Thirty years ago, an environmentalist and a business professor made a bet. In The Population Bomb (1968), Paul Ehrlich predicted global ecological calamity. Saying that free markets would solve environmental problems, Julian Simon, a University of Maryland business professor, disagreed.
The bet involved the prices of five commodities (chromium, copper, nickel, tin and tungsten). Ehrlich said prices would rise during the next ten years because of shortages and Simon said they would fall because of the market’s response. The winner would receive the total change in price from the loser. Simon won. In 1990, Paul Ehrlich gave Julian Simon $576.07.

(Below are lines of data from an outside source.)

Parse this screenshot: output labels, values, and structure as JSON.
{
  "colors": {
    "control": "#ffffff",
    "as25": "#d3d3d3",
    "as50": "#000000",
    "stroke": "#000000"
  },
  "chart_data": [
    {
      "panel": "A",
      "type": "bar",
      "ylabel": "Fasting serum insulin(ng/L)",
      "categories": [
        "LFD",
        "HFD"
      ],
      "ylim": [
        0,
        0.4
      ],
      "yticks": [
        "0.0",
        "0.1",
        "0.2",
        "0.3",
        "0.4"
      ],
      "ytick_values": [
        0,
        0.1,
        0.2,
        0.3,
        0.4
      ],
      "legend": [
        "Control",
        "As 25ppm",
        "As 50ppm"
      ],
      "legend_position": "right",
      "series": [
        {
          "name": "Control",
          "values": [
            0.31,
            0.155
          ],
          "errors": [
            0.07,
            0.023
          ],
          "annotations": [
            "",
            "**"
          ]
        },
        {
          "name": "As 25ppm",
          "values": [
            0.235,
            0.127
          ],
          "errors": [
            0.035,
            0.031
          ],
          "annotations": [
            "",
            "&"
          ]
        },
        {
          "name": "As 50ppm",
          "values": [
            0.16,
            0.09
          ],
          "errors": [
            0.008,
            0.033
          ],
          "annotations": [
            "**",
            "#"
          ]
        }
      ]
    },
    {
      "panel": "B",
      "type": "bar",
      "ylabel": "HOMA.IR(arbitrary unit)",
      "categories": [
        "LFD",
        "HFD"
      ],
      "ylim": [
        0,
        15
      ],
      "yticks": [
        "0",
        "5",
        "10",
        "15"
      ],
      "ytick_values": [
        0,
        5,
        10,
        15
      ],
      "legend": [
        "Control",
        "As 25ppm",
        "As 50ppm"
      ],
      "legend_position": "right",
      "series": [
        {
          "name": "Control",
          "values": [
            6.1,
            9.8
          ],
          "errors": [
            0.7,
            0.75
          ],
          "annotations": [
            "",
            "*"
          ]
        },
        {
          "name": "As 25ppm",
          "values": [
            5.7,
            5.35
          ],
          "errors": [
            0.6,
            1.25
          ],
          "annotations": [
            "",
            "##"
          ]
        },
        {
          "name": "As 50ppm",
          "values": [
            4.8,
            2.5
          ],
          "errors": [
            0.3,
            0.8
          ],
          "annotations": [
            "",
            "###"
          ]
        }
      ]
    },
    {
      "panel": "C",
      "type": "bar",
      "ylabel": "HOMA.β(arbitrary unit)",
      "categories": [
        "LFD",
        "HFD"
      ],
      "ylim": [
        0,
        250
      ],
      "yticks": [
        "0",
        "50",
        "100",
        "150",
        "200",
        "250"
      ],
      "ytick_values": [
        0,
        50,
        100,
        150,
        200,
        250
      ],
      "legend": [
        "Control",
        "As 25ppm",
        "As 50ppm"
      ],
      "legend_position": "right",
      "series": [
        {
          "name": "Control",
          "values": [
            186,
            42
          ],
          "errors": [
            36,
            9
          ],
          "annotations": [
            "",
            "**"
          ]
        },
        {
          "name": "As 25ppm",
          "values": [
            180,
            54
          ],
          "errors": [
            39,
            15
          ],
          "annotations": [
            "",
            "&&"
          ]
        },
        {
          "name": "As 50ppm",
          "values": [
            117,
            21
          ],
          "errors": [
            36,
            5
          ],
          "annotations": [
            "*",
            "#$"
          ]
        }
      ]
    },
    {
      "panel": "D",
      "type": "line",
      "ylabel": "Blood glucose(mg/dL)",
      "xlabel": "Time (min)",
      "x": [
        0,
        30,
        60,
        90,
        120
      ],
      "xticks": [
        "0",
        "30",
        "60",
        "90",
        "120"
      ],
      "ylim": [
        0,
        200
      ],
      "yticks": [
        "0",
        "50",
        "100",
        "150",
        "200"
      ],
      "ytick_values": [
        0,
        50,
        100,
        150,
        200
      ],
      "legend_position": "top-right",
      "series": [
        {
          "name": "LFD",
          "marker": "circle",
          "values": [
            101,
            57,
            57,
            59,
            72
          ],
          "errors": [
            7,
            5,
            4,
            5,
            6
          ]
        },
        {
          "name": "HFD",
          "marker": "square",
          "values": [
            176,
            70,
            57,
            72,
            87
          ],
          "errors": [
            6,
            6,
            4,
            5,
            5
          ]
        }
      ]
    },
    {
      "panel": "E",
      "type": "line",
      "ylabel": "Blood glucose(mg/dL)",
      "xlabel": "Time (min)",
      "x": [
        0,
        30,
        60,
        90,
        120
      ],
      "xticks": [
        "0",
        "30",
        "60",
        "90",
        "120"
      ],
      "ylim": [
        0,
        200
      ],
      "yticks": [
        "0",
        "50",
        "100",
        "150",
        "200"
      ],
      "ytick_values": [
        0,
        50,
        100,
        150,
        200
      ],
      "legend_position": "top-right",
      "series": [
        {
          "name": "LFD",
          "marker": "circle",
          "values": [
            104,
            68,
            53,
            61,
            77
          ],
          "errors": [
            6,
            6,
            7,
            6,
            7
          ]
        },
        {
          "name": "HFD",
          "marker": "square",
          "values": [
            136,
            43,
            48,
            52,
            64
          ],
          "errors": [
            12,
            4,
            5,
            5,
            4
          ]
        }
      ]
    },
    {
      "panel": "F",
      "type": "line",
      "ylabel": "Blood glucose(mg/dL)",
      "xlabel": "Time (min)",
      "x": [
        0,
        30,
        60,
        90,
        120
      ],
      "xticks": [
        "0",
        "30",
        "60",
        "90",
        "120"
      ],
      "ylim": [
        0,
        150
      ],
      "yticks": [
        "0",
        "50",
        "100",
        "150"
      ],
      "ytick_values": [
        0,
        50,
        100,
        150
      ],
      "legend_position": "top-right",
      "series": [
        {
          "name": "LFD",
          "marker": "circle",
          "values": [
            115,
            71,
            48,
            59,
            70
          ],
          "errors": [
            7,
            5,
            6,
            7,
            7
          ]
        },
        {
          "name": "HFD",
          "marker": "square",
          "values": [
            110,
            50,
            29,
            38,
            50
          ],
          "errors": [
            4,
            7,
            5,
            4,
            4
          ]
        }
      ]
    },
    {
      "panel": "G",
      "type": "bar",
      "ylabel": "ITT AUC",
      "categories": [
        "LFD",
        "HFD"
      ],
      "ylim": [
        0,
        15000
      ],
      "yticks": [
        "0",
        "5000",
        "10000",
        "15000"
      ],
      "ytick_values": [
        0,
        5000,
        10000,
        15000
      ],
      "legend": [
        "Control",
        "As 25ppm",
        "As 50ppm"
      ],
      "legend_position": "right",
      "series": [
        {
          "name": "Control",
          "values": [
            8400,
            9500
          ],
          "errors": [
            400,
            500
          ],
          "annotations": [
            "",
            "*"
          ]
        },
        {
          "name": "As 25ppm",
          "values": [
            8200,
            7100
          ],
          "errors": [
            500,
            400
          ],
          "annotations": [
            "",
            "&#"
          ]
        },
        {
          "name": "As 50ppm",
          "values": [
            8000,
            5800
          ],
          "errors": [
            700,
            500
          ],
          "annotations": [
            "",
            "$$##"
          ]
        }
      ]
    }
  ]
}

But, it is not over until it is over…
A TED speaker, Paul Kedrosky, returned to “The Most Important Bet in History” to see how each would have fared more recently. The results? It all depends on the starting year. With starting dates during the 1980s, Simon wins most of the time. Using starting dates during the 1990s, then Ehrlich wins.
The Economic Life
Fundamentally economics is about scarcity and opportunity cost. All of our land, labor, and capital are scarce because their quantity is limited. Looking at limited quantities environmentalists suggest conservation. Others believe that because the opportunity cost of using a resource rises when shortages are imminent, innovators develop more efficient alternatives. Then the shortage is no longer a problem.